We’ve also received feedback about the first edition. The handbook seems to be helpful because we gave it away to new students at the local technical university and they had much fewer questions about Fedora than last year. The most frequent question was: “Why is Fedora being replicated on my computers?” They asked because after a couple of kernel updates they suddenly had 3-4 Fedora entries in GRUB and users don’t have an idea what’s going on there. We should explain this in the handbook.

People also asked if we could cover the installation process more in detail. So in the next edition, we probably will cover at least two most common scenarios: installing Fedora on the entire disk and installing it next to Windows.

The biggest bummer of the first edition is that we link the Czech community portal on several places, even on the back cover, but we recently had a dispute with the owner of fedora.cz domain and had to move the portal to mojefedora.cz. This made all the links suddenly outdated.

Fedora

‘Getting Started with Fedora’ handbook

I’m proud to announce that we’ve released a brand new ‘Getting Started with Fedora’ handbook. The goal was to create something that a user would get as an incentive to look at Fedora and what would walk them from getting it (e.g. at our booth at a conference) to getting familiar with the system (what Fedora is about and what it has to offer, how to get it, how to install it, how to use it).

I had the idea of such a handbook in mind for two years, but I never found enough time to work on it. I started during the last Christmas, but then I decided to get the Czech online Fedora guide into shape first and yeah, it’s never ending task. But at Fedora 22 release party in Prague, I spoke with Lukáš Kotek who liked the idea and responded: “Hey, I’m a high school teacher, I’ll have a plenty of time after June 30th, so I can work on it”. And he did. The content was roughly done in July, then we tuned it (myself and Jaroslav Řezník provided feedback), it went through proof reading (Kveta Mrstikova and Jiri Kroupa), then Maria Leonova added a cover, and Petr Cech did typsetting in TeX.

It was meant to be a pilot project. It’d have been better to do it in English first, but all people I gathered for it were Czechs, so it was much quicker to do it in Czech and have something finished as soon as possible.
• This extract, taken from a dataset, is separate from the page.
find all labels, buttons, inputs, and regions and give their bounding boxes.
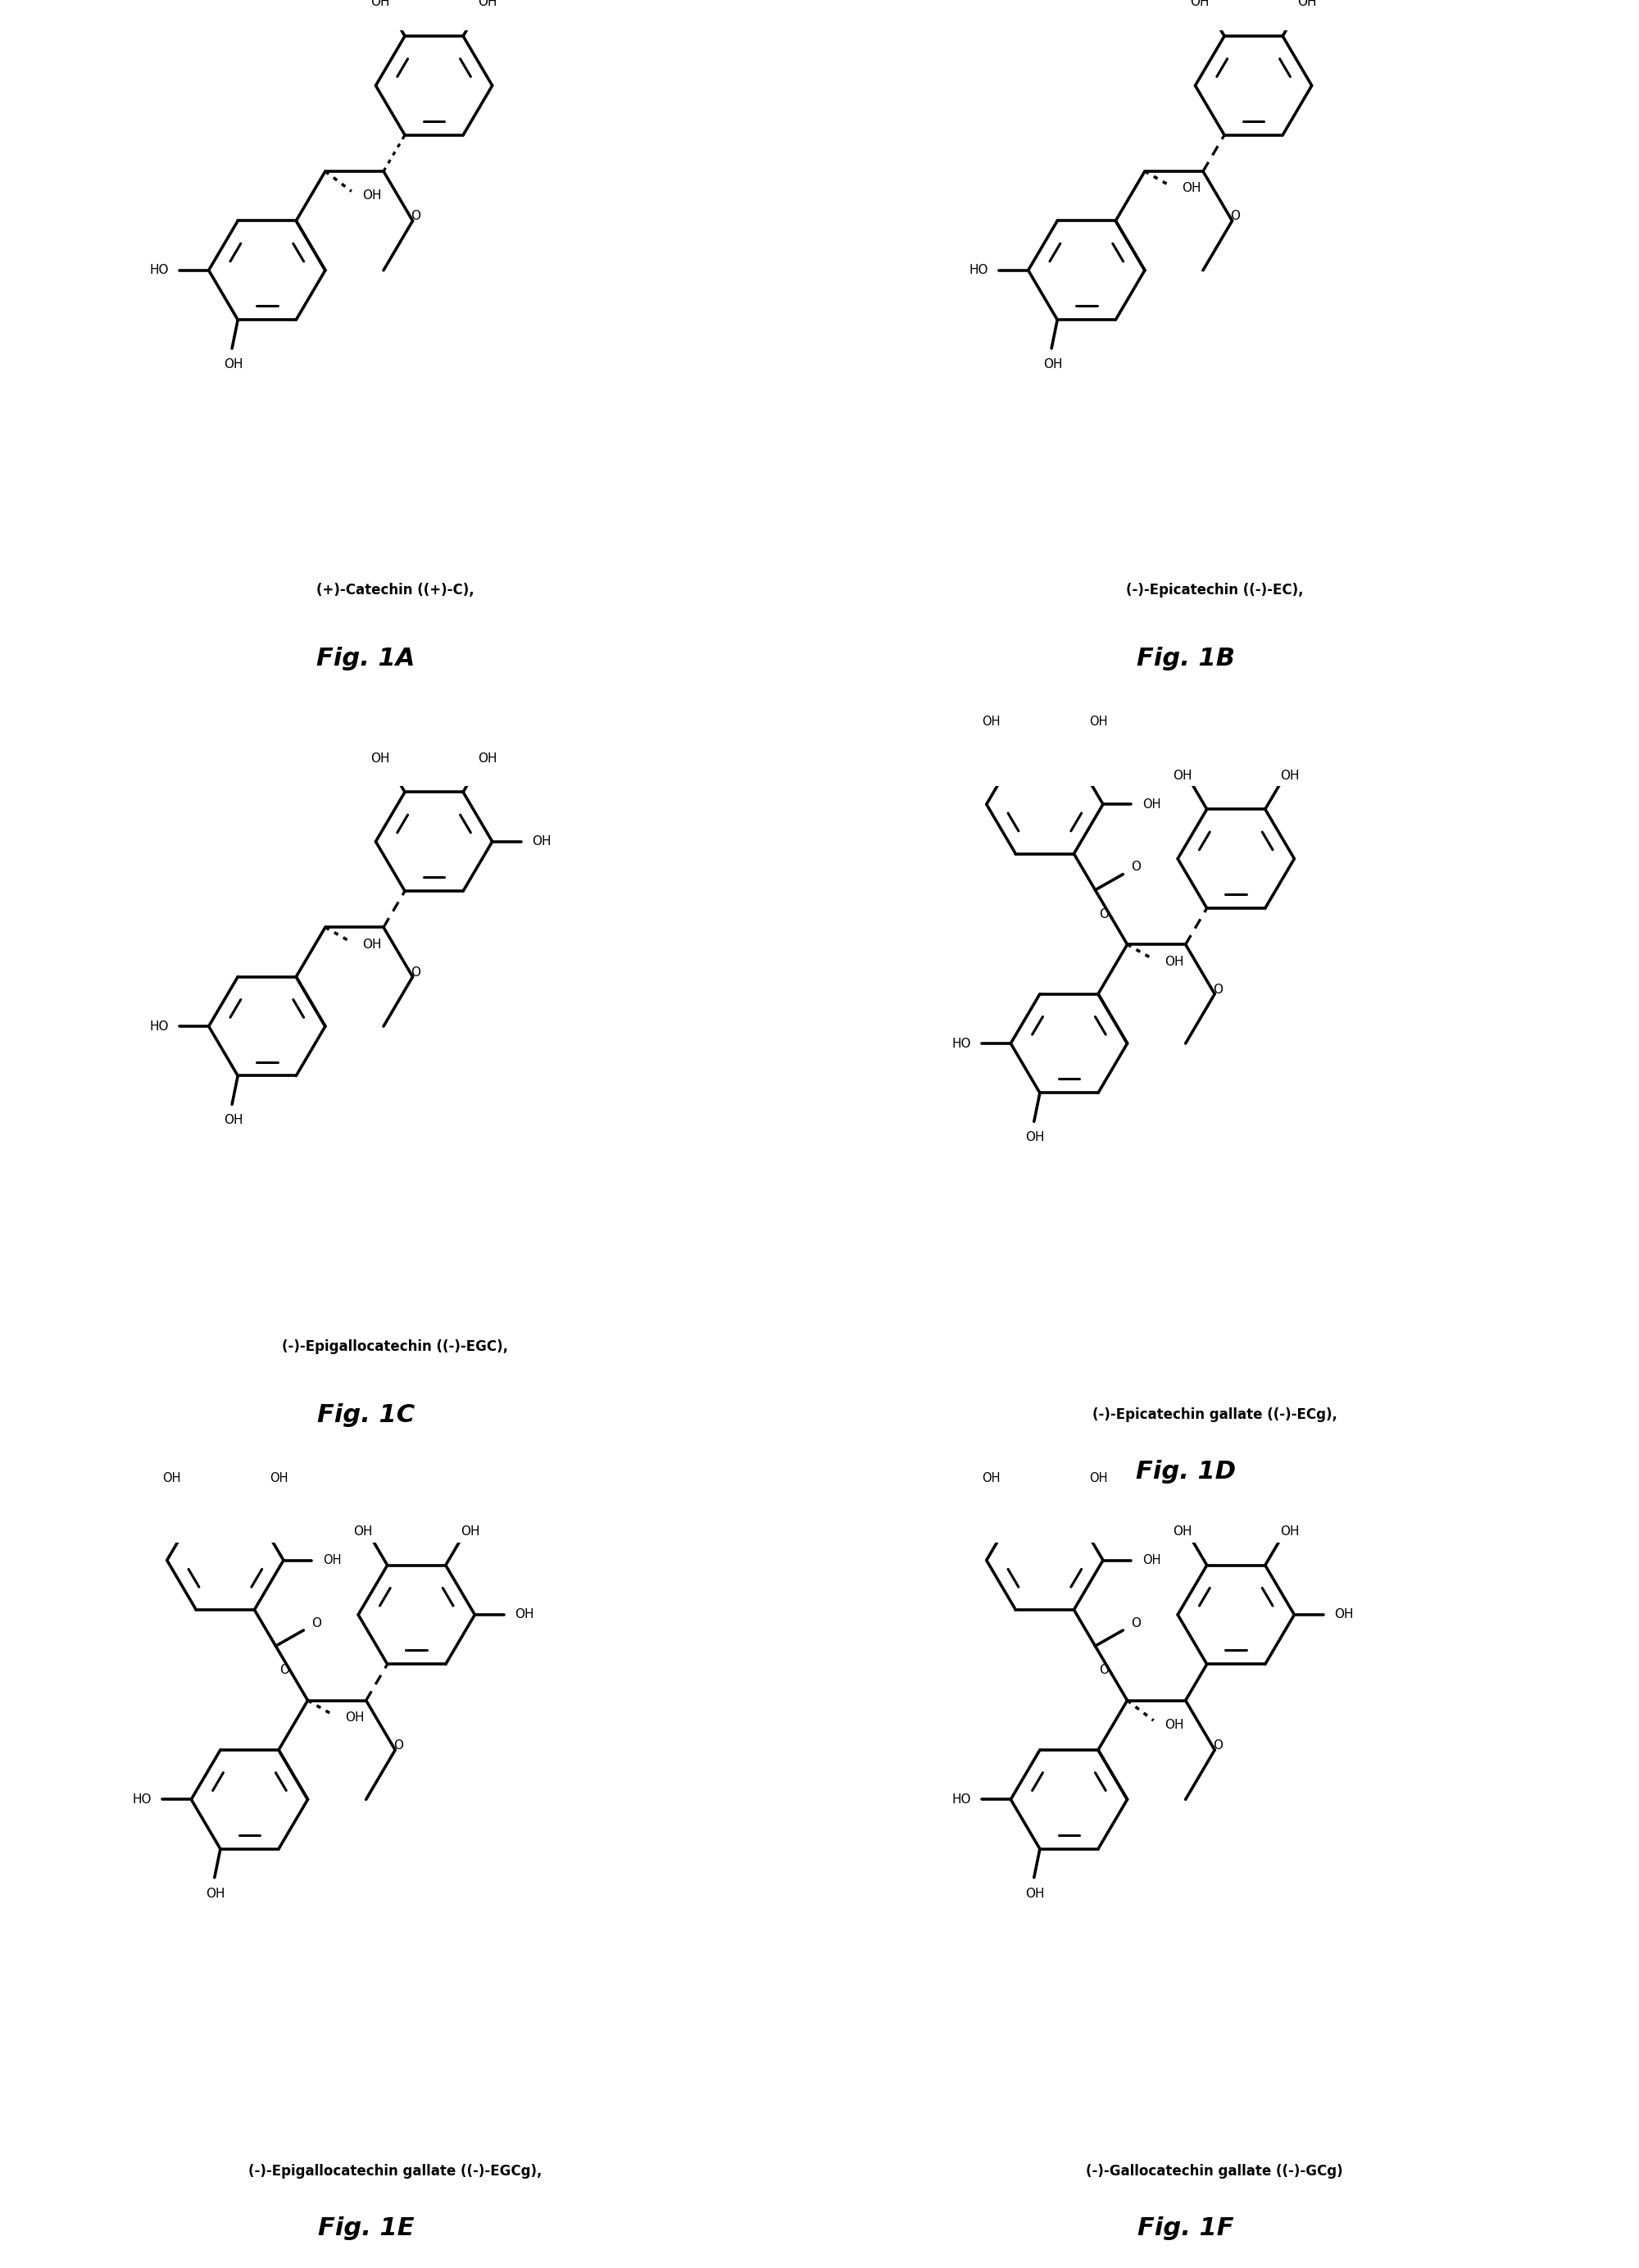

Early feedback from users is crucial here. And the feedback has so far been very positive, the handbooks were very popular at LinuxDays in Prague last week. So we’d like to go ahead and translate it to English. We will need native speakers who will proof-read it, but right now we’re looking for people who would figure out some viable system for translations which would make it easy to translate the handbook, which would handle updates etc.

The handbook could be a very good replacement of DVDs. USB sticks are still >10x more expensive than DVDs, but we were able to have the handbook printed in good quality for $.50* which is pretty close to DVDs ($.35). It doesn’t include media with Fedora, but it provides much much more information about Fedora.

We have a git repo for the handbook and you can also check out a PDF version.

* The owner of the printery turned out to be a Linux enthusiast, so he gave us a really good price and gave us a lot of tips to tune it to get better print results.